On the other hand, things you need and use regularly are among those misplaced most often, lost at a moments’ notice. You can have them in hand, lay them down and instantly they become integrated seamlessly into the surrounding environment to become imperceivable, invisibly blended into the scenery.
My cell phone is the main character in this saga. I have a specific place for it, but it likes to travel.
Though it might be directly in front of my eyes, I can’t see it; and of course it never rings on these occasions.
I can, however, take solace in knowing I am not alone in this frustration, Psychologists have a name for this phenomenon — inattention blindness or perceptual blindness.
Other items like to join in the ruse to keep us rummaging: keys, glasses, business cards, bill statements, earrings, the dish rag and pens that actually write — all vacationing in the land of the lost at some point. You know you are a victim when you start to talk to yourself, questioning your sanity, knowing full well you had the item just minutes ago.
Chalk it up to old age, multi-tasking, absent mindedness or short term memory loss; still, the eventual discovery and recovery of something that has been facing you all of the time leaves you feeling dumb.
So for all of you that have been there and done this I wrote a poem of comfort.
Land of the Lost
Down in the valley, all covered with moss
Is the mythical place called the land of the lost.
This place is older than time itself;
You can tell by the trinkets and junk on the shelves.

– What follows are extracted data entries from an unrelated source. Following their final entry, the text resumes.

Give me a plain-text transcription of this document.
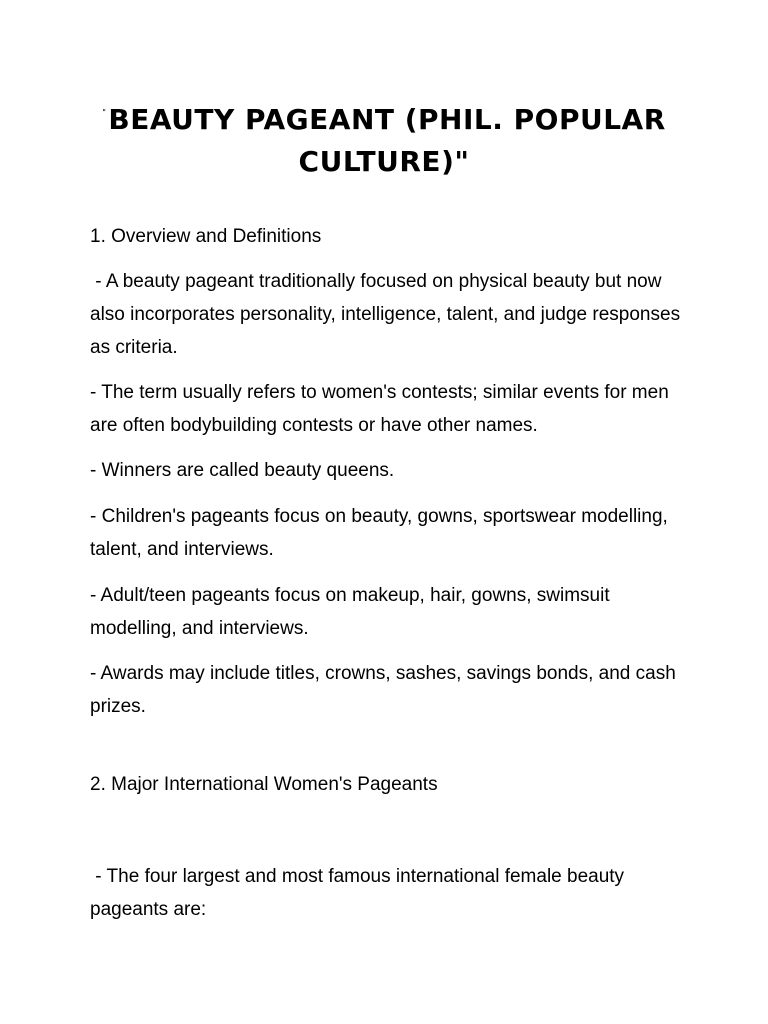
"BEAUTY PAGEANT (PHIL. POPULAR CULTURE)"

1. Overview and Definitions

- A beauty pageant traditionally focused on physical beauty but now also incorporates personality, intelligence, talent, and judge responses as criteria.

- The term usually refers to women's contests; similar events for men are often bodybuilding contests or have other names.

- Winners are called beauty queens.

- Children's pageants focus on beauty, gowns, sportswear modelling, talent, and interviews.

- Adult/teen pageants focus on makeup, hair, gowns, swimsuit modelling, and interviews.

- Awards may include titles, crowns, sashes, savings bonds, and cash prizes.

2. Major International Women's Pageants

- The four largest and most famous international female beauty pageants are:
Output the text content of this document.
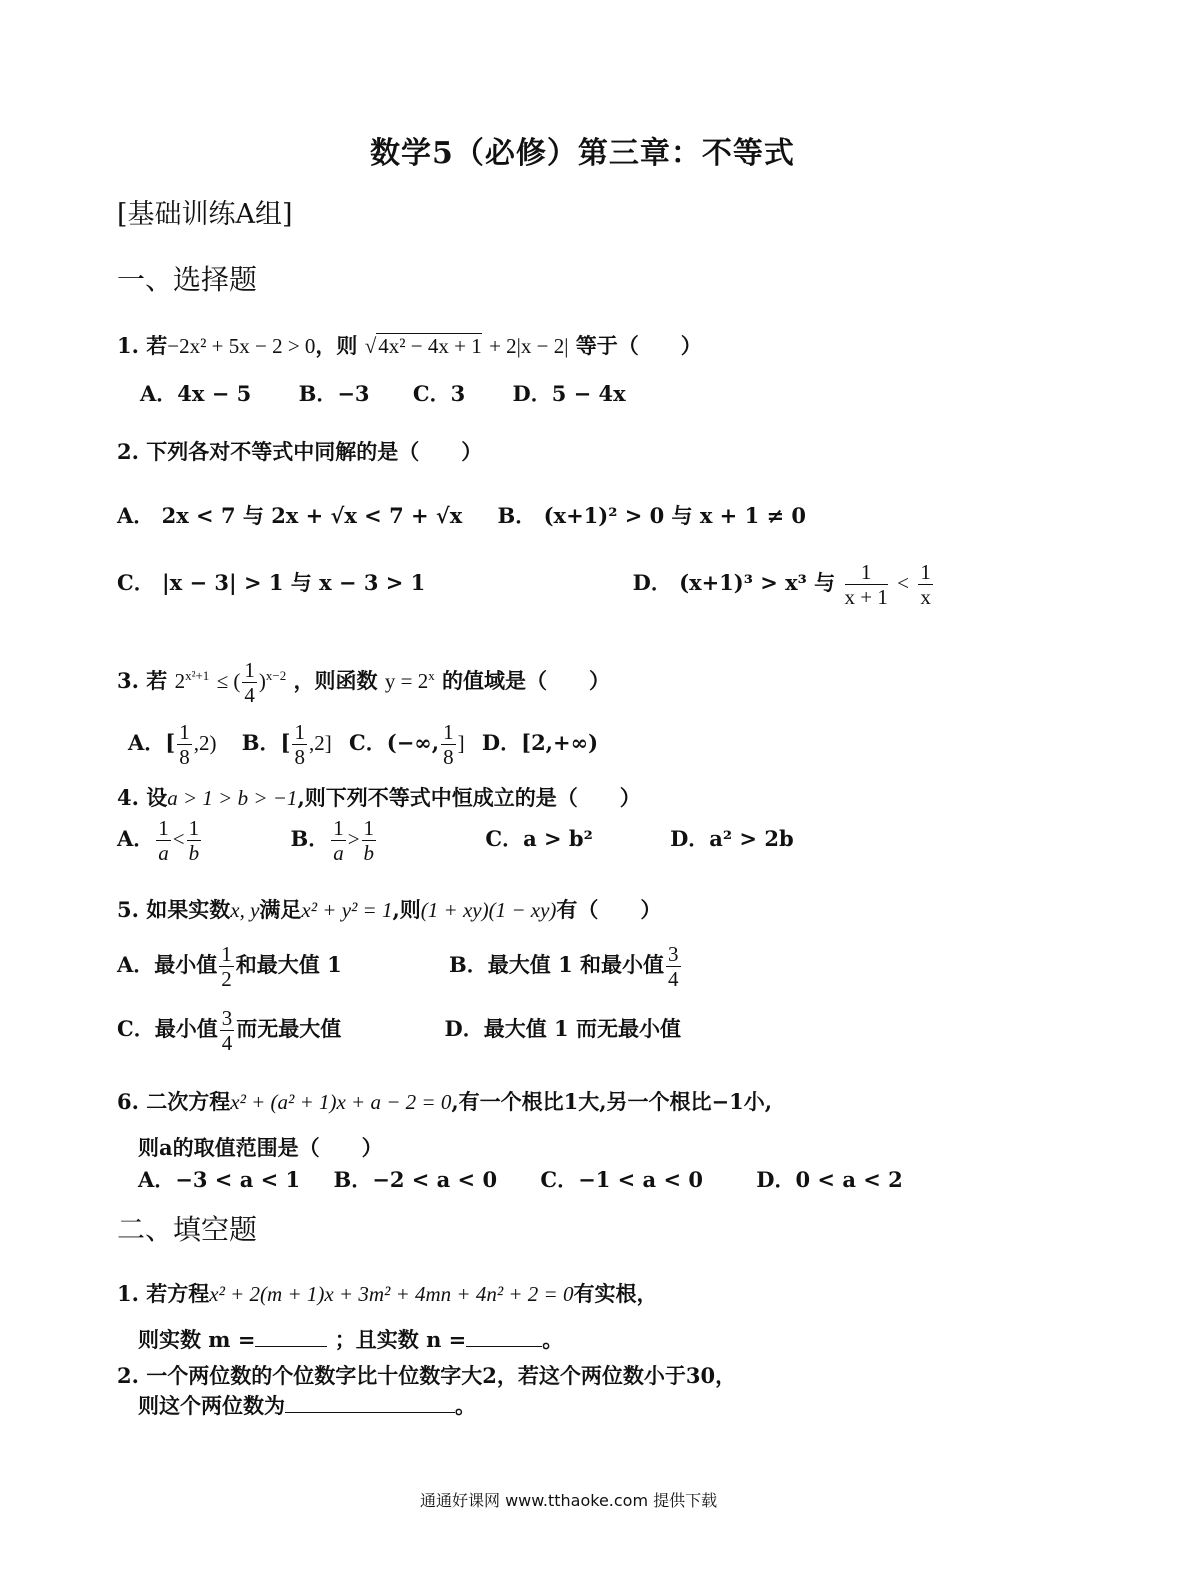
数学5（必修）第三章：不等式
[基础训练A组]
一、选择题
1. 若−2x² + 5x − 2 > 0，则 √4x² − 4x + 1 + 2|x − 2| 等于（　　）
A．4x − 5 B．−3 C．3 D．5 − 4x
2. 下列各对不等式中同解的是（　　）
A． 2x < 7 与 2x + √x < 7 + √x B． (x+1)² > 0 与 x + 1 ≠ 0
C． |x − 3| > 1 与 x − 3 > 1	D． (x+1)³ > x³ 与 $\frac{1}{x + 1} < \frac{1}{x}$
3. 若 $2^{x^2+1}$ ≤ ( $\frac{1}{4} )^{x-2}$ ，则函数 $y = 2^x$ 的值域是（　　）
A．[ $\frac{1}{8} ,2$) B．[ $\frac{1}{8} ,2$] C．(−∞, $\frac{1}{8}$ ] D．[2,+∞)
4. 设a > 1 > b > −1,则下列不等式中恒成立的是（　　）
A． $\frac{1}{a} < \frac{1}{b}$	B． $\frac{1}{a} > \frac{1}{b}$	C．a > b²	D．a² > 2b
5. 如果实数x, y满足x² + y² = 1,则(1 + xy)(1 − xy)有（　　）
A．最小值 $\frac{1}{2}$ 和最大值 1	B．最大值 1 和最小值 $\frac{3}{4}$
C．最小值 $\frac{3}{4}$ 而无最大值	D．最大值 1 而无最小值
6. 二次方程x² + (a² + 1)x + a − 2 = 0,有一个根比1大,另一个根比−1小,
则a的取值范围是（　　）
A．−3 < a < 1 B．−2 < a < 0 C．−1 < a < 0	D．0 < a < 2
二、填空题
1. 若方程x² + 2(m + 1)x + 3m² + 4mn + 4n² + 2 = 0有实根，
则实数 m =	；且实数 n =	。
2. 一个两位数的个位数字比十位数字大2，若这个两位数小于30，
则这个两位数为	。
通通好课网 www.tthaoke.com 提供下载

From where these things come, the places are varied,
The entrances are many, the exits a rarity.
For everything empties to the land of the lost;
In looking and searching I’m always engrossed.
The washer, the dryer, the hamper; who knows
Where are the singular items of clothes:
One sock, one shoe, one glove, one hose,
To the land of the lost is where it goes.
Perplexed I am, absurd to some;
I put in two and it comes out one,
To remove its regular clientele,
Suppliers, the kids and pets as well.
Then the land of the lost will stop its tout,
And the children grow up, and all move out.
Then the doors of this place to my house will close,
And some other place that is predisposed,
With children, and pets, and plenty of clothes;
One ribbon, barrette, and one shoe in repose.
A mother stands looking in wonderment,
Asking where these things might have went.
Victimized by the Land Of The Lost.
Think about it.
Peggy Ann Barnhardt lives in Salisbury.